With the yielding up of the secrets of the Meeting House had started a succession of shocks, each one harder than its predecessor to bear, until she was left almost paralyzed and quite powerless to resist them.

With Stanley Fyles heading the procession of death, with the man’s brief outline of the circumstances attending his raid, her heart seemed suddenly to have turned to stone. Her thought turned at once to her sister. That sister, even now away from home, waiting in dreading unconsciousness for the completion of the disaster she so terribly feared. To Helen’s sympathetic heart the horror of the position was magnified an hundredfold. Kate had been right. Kate had understood where they had all been blind, and Kate, loyal, strong, brave Kate, must learn that the very disaster she had prophesied had come, and, in coming, had overtaken the one man they had all so earnestly desired to shield—Charlie Bryant.

Without waiting another moment she left the scene. She had blindly rushed from the proximity of that gaping, awe-stricken, curious crowd. And her way had taken her straight home. She had no thought for any object. How could she? Her mind and heart were overflowing with fear and concern, and a world of sympathy for Kate—the absent Kate. Charlie was dead. Charlie had been caught red-handed. Charlie, that poor, helpless, besotted drunkard. He—he—after all their faith in his integrity, after all Kate’s lavish affection, he was the real criminal, and—Fyles had run him to his death. She had no thought now of Bill’s absence from her side. She had no thought of anything but this one overwhelming disaster.

So she ran on home. Nor did she pause till she flung herself upon the coverlet of her little white bed in a passionate storm of weeping.

How long she lay there she never knew. A merciful Providence finally sent sleep to her weary brain and heart. And when she ultimately awoke it was to start up dazedly, and find herself staring into the solemn, dreadful eyes of her sister, Kate, who was standing just beyond the open doorway of her bedroom, gazing in upon her.

Then followed a scene never likely to be wholly forgotten.

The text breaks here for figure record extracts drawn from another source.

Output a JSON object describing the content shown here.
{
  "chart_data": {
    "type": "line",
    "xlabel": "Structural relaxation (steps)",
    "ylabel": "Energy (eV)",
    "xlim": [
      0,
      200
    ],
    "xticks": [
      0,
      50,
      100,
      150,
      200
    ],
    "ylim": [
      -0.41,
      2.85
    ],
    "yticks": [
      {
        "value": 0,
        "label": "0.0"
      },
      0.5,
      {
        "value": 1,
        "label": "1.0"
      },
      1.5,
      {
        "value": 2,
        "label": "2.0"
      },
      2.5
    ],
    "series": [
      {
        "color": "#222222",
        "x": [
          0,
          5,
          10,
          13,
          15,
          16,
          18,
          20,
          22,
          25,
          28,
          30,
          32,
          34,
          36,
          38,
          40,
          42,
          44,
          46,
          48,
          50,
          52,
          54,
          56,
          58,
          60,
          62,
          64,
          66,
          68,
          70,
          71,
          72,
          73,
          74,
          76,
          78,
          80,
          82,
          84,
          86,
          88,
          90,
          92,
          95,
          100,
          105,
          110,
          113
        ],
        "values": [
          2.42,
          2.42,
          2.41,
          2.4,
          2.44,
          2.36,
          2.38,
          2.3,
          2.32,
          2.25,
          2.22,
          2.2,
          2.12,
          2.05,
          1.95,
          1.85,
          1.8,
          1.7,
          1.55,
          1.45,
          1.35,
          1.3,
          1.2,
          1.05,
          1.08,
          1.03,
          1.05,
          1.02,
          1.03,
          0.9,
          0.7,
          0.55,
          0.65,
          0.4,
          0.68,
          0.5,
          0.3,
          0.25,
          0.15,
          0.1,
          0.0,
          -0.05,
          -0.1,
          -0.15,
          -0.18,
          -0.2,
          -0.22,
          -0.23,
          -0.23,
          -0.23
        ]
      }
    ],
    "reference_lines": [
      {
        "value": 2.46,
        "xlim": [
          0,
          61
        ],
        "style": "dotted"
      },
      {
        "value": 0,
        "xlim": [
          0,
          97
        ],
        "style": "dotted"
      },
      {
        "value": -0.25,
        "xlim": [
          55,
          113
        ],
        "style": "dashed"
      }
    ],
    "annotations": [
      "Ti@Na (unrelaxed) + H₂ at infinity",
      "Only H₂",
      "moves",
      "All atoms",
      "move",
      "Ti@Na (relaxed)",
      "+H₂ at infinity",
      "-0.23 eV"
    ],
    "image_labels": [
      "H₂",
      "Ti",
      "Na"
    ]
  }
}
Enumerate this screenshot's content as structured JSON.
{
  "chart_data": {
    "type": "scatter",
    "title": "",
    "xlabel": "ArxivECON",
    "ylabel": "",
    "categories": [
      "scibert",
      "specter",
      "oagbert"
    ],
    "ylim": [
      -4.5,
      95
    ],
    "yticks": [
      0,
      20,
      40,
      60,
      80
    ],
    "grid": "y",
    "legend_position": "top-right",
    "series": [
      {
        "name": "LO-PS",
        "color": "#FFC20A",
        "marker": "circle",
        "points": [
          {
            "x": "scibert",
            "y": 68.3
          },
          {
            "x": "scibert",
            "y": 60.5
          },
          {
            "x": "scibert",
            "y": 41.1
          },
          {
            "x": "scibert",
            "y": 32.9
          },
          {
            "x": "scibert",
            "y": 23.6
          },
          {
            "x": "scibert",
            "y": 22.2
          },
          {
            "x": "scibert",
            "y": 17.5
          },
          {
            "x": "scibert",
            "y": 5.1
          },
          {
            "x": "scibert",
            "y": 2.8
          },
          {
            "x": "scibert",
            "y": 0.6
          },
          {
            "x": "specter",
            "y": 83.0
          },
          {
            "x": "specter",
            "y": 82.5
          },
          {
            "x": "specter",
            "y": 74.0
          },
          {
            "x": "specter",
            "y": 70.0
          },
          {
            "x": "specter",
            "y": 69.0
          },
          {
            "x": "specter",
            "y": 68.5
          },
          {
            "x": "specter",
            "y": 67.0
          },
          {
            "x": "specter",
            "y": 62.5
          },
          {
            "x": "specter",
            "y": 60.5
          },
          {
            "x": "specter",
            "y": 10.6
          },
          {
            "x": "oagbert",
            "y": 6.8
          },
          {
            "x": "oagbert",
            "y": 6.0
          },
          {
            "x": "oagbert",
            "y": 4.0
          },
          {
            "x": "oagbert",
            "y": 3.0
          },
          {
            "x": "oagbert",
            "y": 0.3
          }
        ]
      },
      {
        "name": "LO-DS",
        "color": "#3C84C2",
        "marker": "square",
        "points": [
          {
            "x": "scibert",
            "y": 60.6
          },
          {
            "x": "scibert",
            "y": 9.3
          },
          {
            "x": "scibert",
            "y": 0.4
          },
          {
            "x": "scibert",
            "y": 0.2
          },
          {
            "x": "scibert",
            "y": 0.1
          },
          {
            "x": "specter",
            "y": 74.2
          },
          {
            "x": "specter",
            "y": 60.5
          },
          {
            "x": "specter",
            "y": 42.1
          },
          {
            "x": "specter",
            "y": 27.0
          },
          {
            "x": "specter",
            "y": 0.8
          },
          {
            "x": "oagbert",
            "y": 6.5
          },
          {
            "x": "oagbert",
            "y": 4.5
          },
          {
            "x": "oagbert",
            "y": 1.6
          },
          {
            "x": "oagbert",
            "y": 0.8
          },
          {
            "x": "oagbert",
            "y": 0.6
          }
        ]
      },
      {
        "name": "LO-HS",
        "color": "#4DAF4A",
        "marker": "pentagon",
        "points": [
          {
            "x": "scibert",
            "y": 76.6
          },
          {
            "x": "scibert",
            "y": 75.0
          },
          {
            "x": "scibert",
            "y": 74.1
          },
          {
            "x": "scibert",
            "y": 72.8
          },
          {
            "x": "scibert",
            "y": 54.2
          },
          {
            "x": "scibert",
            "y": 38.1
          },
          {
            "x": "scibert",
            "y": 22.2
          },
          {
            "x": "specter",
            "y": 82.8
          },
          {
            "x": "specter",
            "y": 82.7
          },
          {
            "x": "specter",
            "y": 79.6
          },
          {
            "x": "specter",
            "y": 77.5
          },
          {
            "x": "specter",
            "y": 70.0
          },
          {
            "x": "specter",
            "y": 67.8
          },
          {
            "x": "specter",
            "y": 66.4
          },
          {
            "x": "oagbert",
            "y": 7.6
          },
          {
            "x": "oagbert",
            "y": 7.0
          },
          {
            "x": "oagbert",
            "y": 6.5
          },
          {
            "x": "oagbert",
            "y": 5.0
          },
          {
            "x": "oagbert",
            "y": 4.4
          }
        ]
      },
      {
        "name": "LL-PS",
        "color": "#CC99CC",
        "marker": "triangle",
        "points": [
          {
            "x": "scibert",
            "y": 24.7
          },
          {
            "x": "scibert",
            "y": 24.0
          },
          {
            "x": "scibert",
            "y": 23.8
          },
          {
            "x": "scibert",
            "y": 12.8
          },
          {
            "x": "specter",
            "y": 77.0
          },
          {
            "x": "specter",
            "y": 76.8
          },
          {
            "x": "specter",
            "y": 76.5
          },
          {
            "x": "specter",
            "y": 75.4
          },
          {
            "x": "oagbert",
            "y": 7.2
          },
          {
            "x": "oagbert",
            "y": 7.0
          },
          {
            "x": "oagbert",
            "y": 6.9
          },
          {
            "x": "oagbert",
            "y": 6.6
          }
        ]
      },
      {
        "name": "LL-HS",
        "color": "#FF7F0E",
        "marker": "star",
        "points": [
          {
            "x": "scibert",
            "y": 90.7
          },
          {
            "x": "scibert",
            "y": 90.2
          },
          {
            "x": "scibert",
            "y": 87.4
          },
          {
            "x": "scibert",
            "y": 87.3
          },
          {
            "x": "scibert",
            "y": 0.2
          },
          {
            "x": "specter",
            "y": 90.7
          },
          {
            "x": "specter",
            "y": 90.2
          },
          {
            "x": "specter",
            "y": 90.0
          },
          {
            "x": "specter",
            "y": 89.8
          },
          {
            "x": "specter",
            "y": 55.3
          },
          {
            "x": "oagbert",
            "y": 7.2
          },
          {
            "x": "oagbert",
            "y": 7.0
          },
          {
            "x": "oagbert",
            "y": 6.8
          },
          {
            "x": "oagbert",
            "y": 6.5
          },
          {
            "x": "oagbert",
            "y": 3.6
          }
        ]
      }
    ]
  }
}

She sprang from her bed and ran toward that ominous figure. She was prepared to fling herself upon that strong support which had never yet failed her. But, for once, no such support was forthcoming. Long before she reached her side Kate had stepped into the room and seemed to collapse into the rocker beside the dressing bureau. The brave Kate was reduced to a pitiful outburst of tearless sobs.

For one brief instant Helen was again on the verge of tears, but she remembered. With a great effort she forced them back, and held herself in a strong grip. Then, slowly, a change began to creep over her. It was not she who must look for support from Kate. It was she who must yield support, and the memory of all those years when Kate, never by word or act had failed her, came to her aid.

But though she sought by every means in her power to comfort the heartbroken woman, her efforts were wholly unavailing. They were perhaps worse than unavailing. For Kate proved as unreasonable as any weak, hysterical girl, and, rebuffing her at every turn, finally broke into such a storm of bitter self-reviling as to leave her sister helpless.

“Leave me, Helen,” she cried, through her grievous sobs. “Don’t come near me. Go, go. Don’t look at me; don’t come near. I’m not fit to live. I’m a—murderess. It’s I—I who’ve killed him. Oh, God, was there ever such punishment. No—no. Go away—go away. I—I can’t bear it.”